Birmingham City Councilman Darrell O’Quinn, who represents the area, says the HUD funds will kickstart a major overhaul.

“This is going to be transformative in every sense of the word,” he said. “The folks here currently have poor access to health care … healthy foods, workforce development opportunities. You just sort of go down the list.

“And,” O’Quinn continued, “all of those things are going to be addressed in this new development.”

At the press conference to announce the grant, Birmingham Mayor Randall Woodfin alluded to the revival atmosphere, asking the crowd, “Is the Holy Ghost in here?” In the midst of cheers from the audience, he then mentioned the blessings that he believes the grant brings.

“With these funds, we will build nearly 1,000 new affordable homes in Smithfield. And we will also build and provide and support wraparound services for these residents.

“But,” he continued, “this is not just about place, everybody. This is also about people in the collective, in the wrap around services. Place and people—that’s how you revitalize a community.”
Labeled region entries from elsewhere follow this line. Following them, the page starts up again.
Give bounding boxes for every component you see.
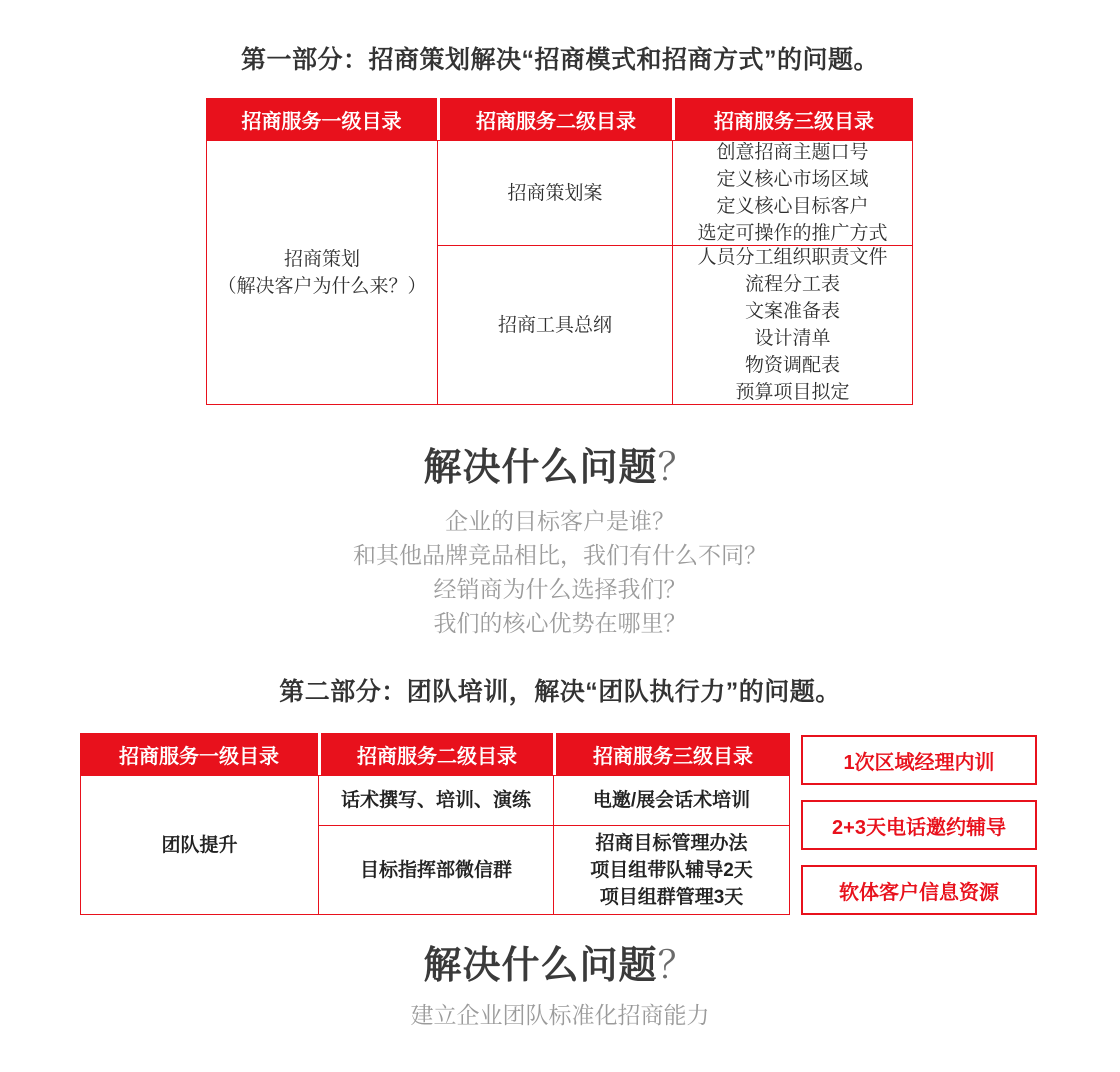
side-box-regional-manager-training: 1次区域经理内训 — [801, 735, 1037, 785]
section2-question-mark: ？ — [657, 945, 697, 987]
section1-question-list: 企业的目标客户是谁？ 和其他品牌竞品相比，我们有什么不同？ 经销商为什么选择我们？ 我们的核心优势在哪里？ — [353, 508, 767, 636]
training-row2-level3-cell: 招商目标管理办法 项目组带队辅导2天 项目组群管理3天 — [553, 825, 789, 914]
side-box-customer-info-resource: 软体客户信息资源 — [801, 865, 1037, 915]
planning-level1-cell: 招商策划 （解决客户为什么来？） — [217, 248, 427, 297]
training-row1-level3-cell: 电邀/展会话术培训 — [553, 776, 789, 825]
side-box-phone-invite-coaching: 2+3天电话邀约辅导 — [801, 800, 1037, 850]
training-row2-level2-cell: 目标指挥部微信群 — [318, 825, 553, 914]
section1-question-mark: ？ — [657, 447, 697, 489]
section1-title: 第一部分：招商策划解决“招商模式和招商方式”的问题。 — [240, 46, 879, 74]
planning-table-header-level1: 招商服务一级目录 — [206, 98, 437, 140]
planning-row2-level2-cell: 招商工具总纲 — [437, 245, 672, 404]
planning-table-body — [206, 140, 913, 405]
planning-row2-level3-cell: 人员分工组织职责文件 流程分工表 文案准备表 设计清单 物资调配表 预算项目拟定 — [672, 245, 912, 404]
planning-table-header-row — [206, 98, 913, 140]
training-table-header-row — [80, 733, 790, 775]
section1-question-heading — [0, 444, 1120, 492]
section1-question-heading-text: 解决什么问题 — [423, 447, 658, 489]
training-table-body — [80, 775, 790, 915]
section2-question-heading — [0, 942, 1120, 990]
planning-table-header-level3: 招商服务三级目录 — [672, 98, 913, 140]
training-table-header-level3: 招商服务三级目录 — [553, 733, 790, 775]
planning-table — [206, 98, 913, 405]
section2-title: 第二部分：团队培训，解决“团队执行力”的问题。 — [279, 678, 841, 706]
training-row1-level2-cell: 话术撰写、培训、演练 — [318, 776, 553, 825]
training-table-header-level1: 招商服务一级目录 — [80, 733, 318, 775]
planning-row1-level3-cell: 创意招商主题口号 定义核心市场区域 定义核心目标客户 选定可操作的推广方式 — [672, 141, 912, 245]
section2-question-heading-text: 解决什么问题 — [423, 945, 658, 987]
planning-row1-level2-cell: 招商策划案 — [437, 141, 672, 245]
planning-table-header-level2: 招商服务二级目录 — [437, 98, 672, 140]
section2-answer-line: 建立企业团队标准化招商能力 — [410, 1002, 710, 1028]
training-level1-cell: 团队提升 — [161, 834, 238, 856]
training-table-header-level2: 招商服务二级目录 — [318, 733, 553, 775]
training-table — [80, 733, 790, 915]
Honoring the legacy of west Birmingham

Speakers also alluded to the area’s role in Birmingham’s civil rights struggle.

U.S. Congressperson Terri Sewell, whose district includes the neighborhoods, said the investment is a “catalyst for change, change for the better, for economic revitalization of this amazing place.”

“It’s about honoring the legacy, the very proud legacy that is this place,” Sewell said.

As she was leaving the event, a reporter asked HUD Secretary Fudge why this section of Birmingham received the grant, again the largest of its kind. She thought for a moment, and while walking away, looked over her shoulder and said, “Because it’s such a historic place.”